Russell Brand has made the news again – literally.

Appearing on the US talk-news programme Morning Joe on Tuesday, Brand offered his hosts an object lesson in the process – criticising his hosts’ questions, their manners, their dress, their superficiality and their competence. (“Is this what you all do for a living?”, he demanded at one point). The clip of the interview has had 3m views on YouTube.

The hosts deserved all the acidity Brand threw at them. Mika Brzezinski opened by saying she’d never heard of him (“I’m not very pop culture”) but had been assured he was a big deal. The panel proceeded to comment on his dress, his accent, got his name wrong (astonishingly, one repeatedly called him “Willie Brandt”), and tried unsuccessfully to match wits with someone who challenged each of their conversational gambits, and was unscrupulous about one-upping them. The result was a fascinating display of cultural politics, in which Brand showed how brinkmanship works, seizing the upper ground wherever he found it. Unfailingly cheerful, he was a smiling assassin.

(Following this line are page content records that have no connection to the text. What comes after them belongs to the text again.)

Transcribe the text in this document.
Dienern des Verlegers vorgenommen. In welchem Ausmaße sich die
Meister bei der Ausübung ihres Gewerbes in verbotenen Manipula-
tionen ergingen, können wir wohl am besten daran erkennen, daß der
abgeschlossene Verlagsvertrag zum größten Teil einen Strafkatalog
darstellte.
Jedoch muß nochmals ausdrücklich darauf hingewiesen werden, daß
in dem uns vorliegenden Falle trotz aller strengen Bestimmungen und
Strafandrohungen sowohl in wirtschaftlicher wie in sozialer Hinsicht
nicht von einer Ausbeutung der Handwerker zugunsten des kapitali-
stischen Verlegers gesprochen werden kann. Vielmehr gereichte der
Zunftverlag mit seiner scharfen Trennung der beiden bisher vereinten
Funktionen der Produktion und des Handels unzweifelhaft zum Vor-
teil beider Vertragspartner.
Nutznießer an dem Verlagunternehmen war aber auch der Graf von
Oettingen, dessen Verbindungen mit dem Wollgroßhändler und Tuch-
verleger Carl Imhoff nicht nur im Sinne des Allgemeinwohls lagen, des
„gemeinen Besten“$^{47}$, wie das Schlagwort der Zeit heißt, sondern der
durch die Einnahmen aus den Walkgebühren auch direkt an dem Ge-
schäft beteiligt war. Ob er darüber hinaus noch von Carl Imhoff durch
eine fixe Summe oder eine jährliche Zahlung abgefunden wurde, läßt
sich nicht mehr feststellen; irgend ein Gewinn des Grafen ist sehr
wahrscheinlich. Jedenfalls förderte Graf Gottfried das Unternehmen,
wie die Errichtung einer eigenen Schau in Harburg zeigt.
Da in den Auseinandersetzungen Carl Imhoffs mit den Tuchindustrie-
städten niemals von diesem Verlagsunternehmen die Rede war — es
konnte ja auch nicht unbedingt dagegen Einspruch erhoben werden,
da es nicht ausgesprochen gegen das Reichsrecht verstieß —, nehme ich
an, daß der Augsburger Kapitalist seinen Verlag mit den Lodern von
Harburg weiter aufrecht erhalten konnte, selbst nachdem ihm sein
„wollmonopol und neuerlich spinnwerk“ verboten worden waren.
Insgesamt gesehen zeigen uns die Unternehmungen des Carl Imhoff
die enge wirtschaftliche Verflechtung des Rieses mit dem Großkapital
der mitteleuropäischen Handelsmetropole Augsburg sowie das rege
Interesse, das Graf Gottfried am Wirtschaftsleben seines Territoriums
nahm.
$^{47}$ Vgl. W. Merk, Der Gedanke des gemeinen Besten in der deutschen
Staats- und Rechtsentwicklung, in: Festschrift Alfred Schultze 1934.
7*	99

Online commenters were quick to offer their perspectives, which tended to focus on differences between the US and the UK: it was a savage satire of the vapidity of US television news, an egotistical bit of British grandstanding, an exposé of bad American manners, or of Brand’s own discourtesy. In the UK the feeling was more that the segment demonstrated the superiority of the British educational system over the American. This seems a trifle self-congratulatory, not least because Brand was expelled from three UK schools, and one of his hosts was herself British.

If the incident reveals anything meaningful about the difference between the US and UK, rather than simply showing that Brand was much smarter than the people trying to interview him, it may, instead, be national broadcasting policies.

From 1949 until 1987, the US had a “Fairness Doctrine”, requiring broadcasters to present controversial issues of public benefit and to do so in a manner that balanced conflicting viewpoints – in other words, precisely the mandates that still control UK broadcast news. In 1987, Ronald Reagan abolished the Fairness Doctrine in the name of free speech, just as Rupert Murdoch was setting up his Fox television channel. Anyone in doubt about the deleterious effects of 25 years of parti-pris echolalia and commercial advertising masquerading as “debate” – or about the benefits of a broadcasting policy that insists upon balance as well as controversy – should watch Russell Brand run rings around the hosts of Morning Joe.